Voice assistant

How does Alexa, Siri and Co. work?

In more and more households, a smart voice assistant from Amazon, Google, Apple and others accompanies the occupant(s) through the day, completes tasks, plays favourite music on request or switches the light on and off when called. It also translates various foreign words on request, helps us find the right recipe or informs us about the expected traffic on the way to work. But have you ever wondered how the technology behind it works?

Why do I need an internet connection?

In order for Alexa and Co. can execute their voice commands, the device must be connected to the internet - usually via WLAN. The reason for this is that the commands are not processed in the voice assistant itself, but on the servers of Google, Amazon and others.
Without an active internet connection, your smart speaker is at most a reasonably good-sounding Bluetooth speaker, but it already fails to skip tracks by voice command or to play your favourite music on demand. If it bothers you when Alexa is permanently online, you'd better leave it alone.

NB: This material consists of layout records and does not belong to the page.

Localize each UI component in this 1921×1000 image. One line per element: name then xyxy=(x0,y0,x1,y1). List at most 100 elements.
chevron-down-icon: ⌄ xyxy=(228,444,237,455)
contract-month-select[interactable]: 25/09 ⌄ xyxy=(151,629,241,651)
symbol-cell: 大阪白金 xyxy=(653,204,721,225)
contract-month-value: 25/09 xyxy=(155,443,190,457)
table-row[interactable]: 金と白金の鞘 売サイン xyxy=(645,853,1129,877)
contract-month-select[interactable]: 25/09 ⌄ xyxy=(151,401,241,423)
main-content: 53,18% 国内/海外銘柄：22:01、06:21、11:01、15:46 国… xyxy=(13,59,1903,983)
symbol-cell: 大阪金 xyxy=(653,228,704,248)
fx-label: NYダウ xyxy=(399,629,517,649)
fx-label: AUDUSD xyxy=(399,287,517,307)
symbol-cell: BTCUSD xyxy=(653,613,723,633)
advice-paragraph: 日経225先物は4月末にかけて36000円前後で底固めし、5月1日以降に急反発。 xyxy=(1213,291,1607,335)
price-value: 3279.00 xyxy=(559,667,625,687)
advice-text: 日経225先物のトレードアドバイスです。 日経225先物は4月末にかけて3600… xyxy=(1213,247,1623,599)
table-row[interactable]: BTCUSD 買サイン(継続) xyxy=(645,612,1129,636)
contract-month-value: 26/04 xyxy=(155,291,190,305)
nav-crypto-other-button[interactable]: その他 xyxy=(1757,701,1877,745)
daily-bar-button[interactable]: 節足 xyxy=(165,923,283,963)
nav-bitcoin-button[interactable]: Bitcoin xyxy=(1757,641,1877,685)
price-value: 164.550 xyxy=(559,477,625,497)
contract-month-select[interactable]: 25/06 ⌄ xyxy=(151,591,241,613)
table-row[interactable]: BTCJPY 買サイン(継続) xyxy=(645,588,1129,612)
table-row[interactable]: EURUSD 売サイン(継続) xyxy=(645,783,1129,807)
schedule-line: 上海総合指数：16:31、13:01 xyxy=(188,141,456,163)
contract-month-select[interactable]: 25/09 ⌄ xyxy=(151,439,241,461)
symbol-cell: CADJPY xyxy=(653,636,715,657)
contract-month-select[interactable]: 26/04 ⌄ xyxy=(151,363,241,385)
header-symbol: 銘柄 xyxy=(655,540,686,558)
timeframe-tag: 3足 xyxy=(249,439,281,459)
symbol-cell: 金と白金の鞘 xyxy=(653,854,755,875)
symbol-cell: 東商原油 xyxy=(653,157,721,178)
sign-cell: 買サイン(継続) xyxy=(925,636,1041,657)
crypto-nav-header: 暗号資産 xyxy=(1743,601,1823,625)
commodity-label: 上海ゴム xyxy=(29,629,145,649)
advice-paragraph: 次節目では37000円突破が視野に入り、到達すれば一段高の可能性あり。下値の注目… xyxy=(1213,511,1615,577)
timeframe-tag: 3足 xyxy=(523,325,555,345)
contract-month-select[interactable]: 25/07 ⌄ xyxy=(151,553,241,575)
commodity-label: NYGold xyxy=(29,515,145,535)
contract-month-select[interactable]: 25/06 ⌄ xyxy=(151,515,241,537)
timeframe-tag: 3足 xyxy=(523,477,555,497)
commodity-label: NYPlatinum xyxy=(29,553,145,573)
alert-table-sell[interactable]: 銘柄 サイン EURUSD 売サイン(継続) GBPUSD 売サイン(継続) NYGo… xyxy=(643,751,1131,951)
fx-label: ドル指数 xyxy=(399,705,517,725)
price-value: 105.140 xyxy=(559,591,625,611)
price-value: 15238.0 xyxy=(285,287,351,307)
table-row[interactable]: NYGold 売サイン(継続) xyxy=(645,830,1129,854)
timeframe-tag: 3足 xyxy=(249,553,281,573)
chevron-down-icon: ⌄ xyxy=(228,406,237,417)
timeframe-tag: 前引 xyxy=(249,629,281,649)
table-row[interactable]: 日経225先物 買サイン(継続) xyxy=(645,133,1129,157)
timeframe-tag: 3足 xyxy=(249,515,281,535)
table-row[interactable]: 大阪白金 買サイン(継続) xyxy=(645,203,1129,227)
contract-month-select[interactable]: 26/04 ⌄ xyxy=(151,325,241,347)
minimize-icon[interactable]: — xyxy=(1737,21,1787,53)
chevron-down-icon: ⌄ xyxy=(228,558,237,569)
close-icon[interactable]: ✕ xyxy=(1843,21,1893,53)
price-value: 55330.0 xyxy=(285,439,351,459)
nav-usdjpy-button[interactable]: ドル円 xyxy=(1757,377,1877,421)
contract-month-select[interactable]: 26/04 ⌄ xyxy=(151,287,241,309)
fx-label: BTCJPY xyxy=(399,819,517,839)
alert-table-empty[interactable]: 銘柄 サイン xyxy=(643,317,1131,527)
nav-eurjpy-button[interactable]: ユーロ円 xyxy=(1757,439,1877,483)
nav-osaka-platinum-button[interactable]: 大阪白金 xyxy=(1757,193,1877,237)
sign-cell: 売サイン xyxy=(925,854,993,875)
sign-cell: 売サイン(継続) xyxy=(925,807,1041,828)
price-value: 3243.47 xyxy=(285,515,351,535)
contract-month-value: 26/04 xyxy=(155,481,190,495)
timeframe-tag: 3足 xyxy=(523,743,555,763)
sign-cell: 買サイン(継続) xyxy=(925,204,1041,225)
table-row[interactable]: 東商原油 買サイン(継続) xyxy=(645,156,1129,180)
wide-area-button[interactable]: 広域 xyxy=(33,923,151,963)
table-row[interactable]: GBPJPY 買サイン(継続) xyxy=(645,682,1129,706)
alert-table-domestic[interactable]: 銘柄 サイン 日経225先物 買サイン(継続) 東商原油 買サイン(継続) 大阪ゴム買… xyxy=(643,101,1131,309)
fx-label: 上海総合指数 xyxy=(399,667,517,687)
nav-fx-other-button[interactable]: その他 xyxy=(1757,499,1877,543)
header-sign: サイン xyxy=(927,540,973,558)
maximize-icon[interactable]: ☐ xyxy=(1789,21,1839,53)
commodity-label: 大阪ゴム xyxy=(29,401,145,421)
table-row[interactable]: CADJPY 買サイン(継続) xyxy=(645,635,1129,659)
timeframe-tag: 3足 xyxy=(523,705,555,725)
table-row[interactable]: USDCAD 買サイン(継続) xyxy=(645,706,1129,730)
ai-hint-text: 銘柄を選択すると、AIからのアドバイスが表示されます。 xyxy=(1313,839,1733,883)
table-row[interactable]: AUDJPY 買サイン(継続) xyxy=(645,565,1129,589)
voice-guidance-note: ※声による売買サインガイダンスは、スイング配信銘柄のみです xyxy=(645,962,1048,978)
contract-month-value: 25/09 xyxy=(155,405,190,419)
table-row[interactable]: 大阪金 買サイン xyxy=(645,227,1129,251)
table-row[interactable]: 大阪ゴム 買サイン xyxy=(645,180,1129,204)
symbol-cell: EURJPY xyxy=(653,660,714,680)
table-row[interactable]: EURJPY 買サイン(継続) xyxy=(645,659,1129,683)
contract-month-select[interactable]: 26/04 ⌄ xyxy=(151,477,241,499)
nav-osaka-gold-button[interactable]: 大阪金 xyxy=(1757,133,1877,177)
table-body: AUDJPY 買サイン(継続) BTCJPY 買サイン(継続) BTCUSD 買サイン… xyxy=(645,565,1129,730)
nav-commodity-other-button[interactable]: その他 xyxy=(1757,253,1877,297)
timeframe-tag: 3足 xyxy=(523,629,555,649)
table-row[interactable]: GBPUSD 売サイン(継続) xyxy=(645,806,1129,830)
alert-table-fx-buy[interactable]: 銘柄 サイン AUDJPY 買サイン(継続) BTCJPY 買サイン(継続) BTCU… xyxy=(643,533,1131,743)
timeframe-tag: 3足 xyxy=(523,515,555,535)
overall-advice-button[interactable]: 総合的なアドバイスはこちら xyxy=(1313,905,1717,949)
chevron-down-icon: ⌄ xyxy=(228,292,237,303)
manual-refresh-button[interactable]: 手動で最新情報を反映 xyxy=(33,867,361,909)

How does a voice assistant work in detail?

The most popular voice assistant, Amazon's Echo, has seven microphones built in under the bonnet. In the true sense of the word, the Echo is nothing more than a speaker with built-in microphones. These are also immensely important for its functionality, because they record the words you speak, filter out any ambient noise as best as possible and then upload them to the cloud at lightning speed.

This is because Alexa's brain is located online and not in the Echo itself. The spoken words are recognised on Amazon's servers and converted into text form. A service called "Alexa Voice Services" analyses the command and reacts to certain keywords. In the command "Alexa, do I need an umbrella tomorrow?" these are the words "tomorrow" and "umbrella". These terms are forwarded to the respective apps and services so that you receive an answer in the shortest possible time. So that the time between command and answer is usually only a few tenths of a second, all the cogs must mesh and everything must happen at lightning speed. Because this is the only way to make using a voice assistant an experience. Another positive aspect is the fact that Alexa is able to learn.